Il manifestait, dans son belvédère comme en ses garnis du Quartier, une défiance envers les filles faciles.
Elles passent d'un amant à l'autre, disait-il, sans regretter l'ancien, sans presque désirer le nouveau. Rassasiées de baisers, fatigués de voluptés, elles fuient l'homme quant au corps; sans nulle éducation, sans aucune délicatesse de sentiment, elles sont comme privées d'âme, et ne sauraient sympathiser avec une nature généreuse et aimante.
Il ne croyait pas à la courtisane à qui l'amour refait une ingénuité.
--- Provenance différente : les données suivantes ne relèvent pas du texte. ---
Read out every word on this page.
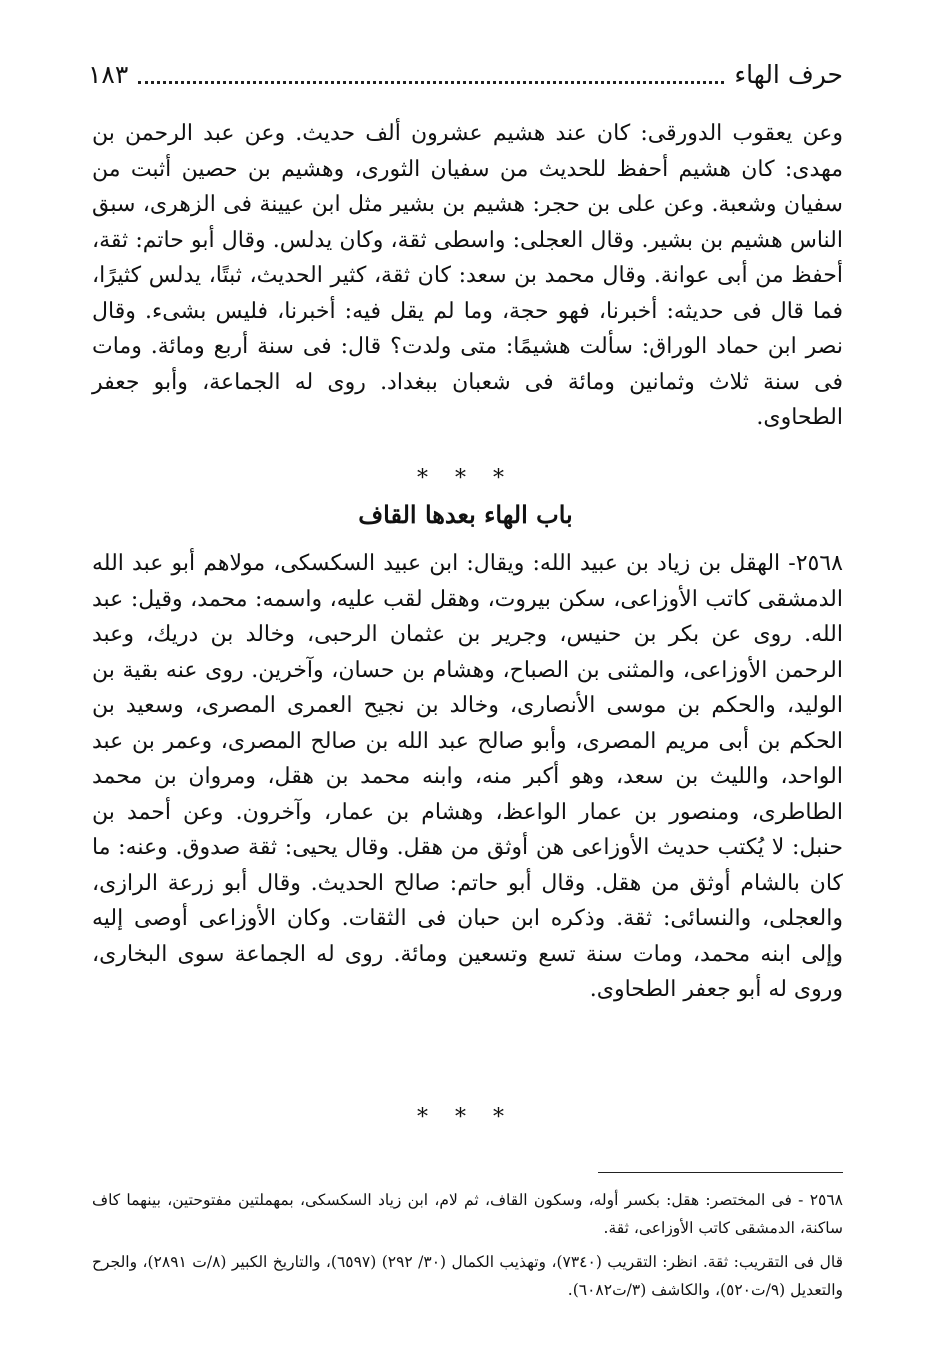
حرف الهاء
١٨٣
وعن يعقوب الدورقى: كان عند هشيم عشرون ألف حديث. وعن عبد الرحمن بن مهدى: كان هشيم أحفظ للحديث من سفيان الثورى، وهشيم بن حصين أثبت من سفيان وشعبة. وعن على بن حجر: هشيم بن بشير مثل ابن عيينة فى الزهرى، سبق الناس هشيم بن بشير. وقال العجلى: واسطى ثقة، وكان يدلس. وقال أبو حاتم: ثقة، أحفظ من أبى عوانة. وقال محمد بن سعد: كان ثقة، كثير الحديث، ثبتًا، يدلس كثيرًا، فما قال فى حديثه: أخبرنا، فهو حجة، وما لم يقل فيه: أخبرنا، فليس بشىء. وقال نصر ابن حماد الوراق: سألت هشيمًا: متى ولدت؟ قال: فى سنة أربع ومائة. ومات فى سنة ثلاث وثمانين ومائة فى شعبان ببغداد. روى له الجماعة، وأبو جعفر الطحاوى.
* * *
باب الهاء بعدها القاف
٢٥٦٨- الهقل بن زياد بن عبيد الله: ويقال: ابن عبيد السكسكى، مولاهم أبو عبد الله الدمشقى كاتب الأوزاعى، سكن بيروت، وهقل لقب عليه، واسمه: محمد، وقيل: عبد الله. روى عن بكر بن حنيس، وجرير بن عثمان الرحبى، وخالد بن دريك، وعبد الرحمن الأوزاعى، والمثنى بن الصباح، وهشام بن حسان، وآخرين. روى عنه بقية بن الوليد، والحكم بن موسى الأنصارى، وخالد بن نجيح العمرى المصرى، وسعيد بن الحكم بن أبى مريم المصرى، وأبو صالح عبد الله بن صالح المصرى، وعمر بن عبد الواحد، والليث بن سعد، وهو أكبر منه، وابنه محمد بن هقل، ومروان بن محمد الطاطرى، ومنصور بن عمار الواعظ، وهشام بن عمار، وآخرون. وعن أحمد بن حنبل: لا يُكتب حديث الأوزاعى هن أوثق من هقل. وقال يحيى: ثقة صدوق. وعنه: ما كان بالشام أوثق من هقل. وقال أبو حاتم: صالح الحديث. وقال أبو زرعة الرازى، والعجلى، والنسائى: ثقة. وذكره ابن حبان فى الثقات. وكان الأوزاعى أوصى إليه وإلى ابنه محمد، ومات سنة تسع وتسعين ومائة. روى له الجماعة سوى البخارى، وروى له أبو جعفر الطحاوى.
* * *

٢٥٦٨ - فى المختصر: هقل: بكسر أوله، وسكون القاف، ثم لام، ابن زياد السكسكى، بمهملتين مفتوحتين، بينهما كاف ساكنة، الدمشقى كاتب الأوزاعى، ثقة.

قال فى التقريب: ثقة. انظر: التقريب (٧٣٤٠)، وتهذيب الكمال (٣٠/ ٢٩٢) (٦٥٩٧)، والتاريخ الكبير (٨/ت ٢٨٩١)، والجرح والتعديل (٩/ت٥٢٠)، والكاشف (٣/ت٦٠٨٢).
Qu'elles rencontrent un cœur noble (s'écriait-il avec une indignation quelque peu théâtrale et sentant son Desgenais, personnage alors très applaudi au théâtre), qui tâche de les relever par l'amour, et qui, avant tout, voulant pouvoir les estimer, cherche à les rendre honnêtes femmes, ah! celui-là, elles le bafouent, le gardent parfois pour son argent, mais elles ne l'aiment jamais, même dans le singulier sens qu'elles donnent à ce mot.
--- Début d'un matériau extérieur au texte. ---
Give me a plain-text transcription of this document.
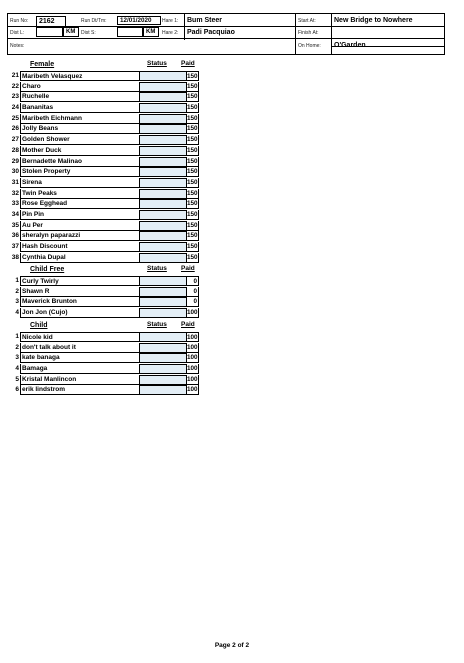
Run No:	2162	Run Dt/Tm:	12/01/2020	Hare 1: Bum Steer	Start At:	New Bridge to Nowhere
Dist L:	KM	Dist S:	KM	Hare 2: Padi Pacquiao	Finish At:
Notes:	On Home: O'Garden
Female	Status Paid
21 Maribeth Velasquez	150
22 Charo	150
23 Ruchelle	150
24 Bananitas	150
25 Maribeth Eichmann	150
26 Jolly Beans	150
27 Golden Shower	150
28 Mother Duck	150
29 Bernadette Malinao	150
30 Stolen Property	150
31 Sirena	150
32 Twin Peaks	150
33 Rose Egghead	150
34 Pin Pin	150
35 Au Per	150
36 sheralyn paparazzi	150
37 Hash Discount	150
38 Cynthia Dupal	150
Child Free	Status Paid
1 Curly Twirly	0
2 Shawn R	0
3 Maverick Brunton	0
4 Jon Jon (Cujo)	100
Child	Status Paid
1 Nicole kid	100
2 don't talk about it	100
3 kate banaga	100
4 Bamaga	100
5 Kristal Manlincon	100
6 erik lindstrom	100
Page 2 of 2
C'est la moralité des pièces du temps, en réaction contre la formule romantique des Marion Delorme: l'anathème et l'impitoyable hors la loi du cœur des Filles de Marbre, du Mariage d'Olympe, des Lionnes Pauvres
Si la fille le décourageait, la veuve ne le tentait que médiocrement, et cette créature déflorée, dont l'expérience doit amener fatalement au collage ou à l'union légale, ne lui apparaissait pas comme «l'idéal de ses rêves». La jeune fille lui aurait plu, mais il se demandait, avec un scepticisme a priori, s'il en était encore. Il ajoutait, en reprenant ses théories sur l'essai interdit, répétant son blâme du mariage imposé à l'aveuglette, reproduisant sa critique de la fiancée demandée et obtenue, sans qu'il soit permis au futur de la connaître et de sympathiser avec elle:
La vierge, pour nous, n'existe pas, elle est comme un parfum sous triple enveloppe, que nous ne pouvons posséder qu'en jurant de le porter toujours sur nous. Est-il donc si étonnant que nous hésitions à choisir ainsi, en aveugles, tremblant de nous tromper de sachet, et d'en acheter un d'une odeur nauséabonde?
La femme fut donc un élément secondaire, dans la vie de Zola. Elle n'eut aucune influence sur sa destinée d'écrivain. Elle ne lui fit ni commettre de folies dans l'existence, ni négliger un travail. Par contre, elle ne lui inspira aucun chef-d'œuvre. L'avantage qu'il tira de la vie de ménage, où il entra à vingt-huit ans, fut la régularité d'existence, la table prête, comme le lit, à heures fixes, les soins domestiques, l'ordonnance toute bourgeoise de sa modeste maison. Les qualités d'ordre, de ponctualité, de méticuleuse et quasi bureaucratique méthode, qu'il montra dans l'exécution de son travail littéraire, se retrouvent dans sa vie conjugale. Il avait, dans sa toute jeunesse, émis cette croyance que «le bonheur pouvait exister dans le mariage». L'expérience de la vie et sa propre destinée ne purent que lui confirmer la véracité de cette opinion, consignée, en 1860, dans une lettre à son ami Baille, à propos du célèbre roman de George Sand, Jacques.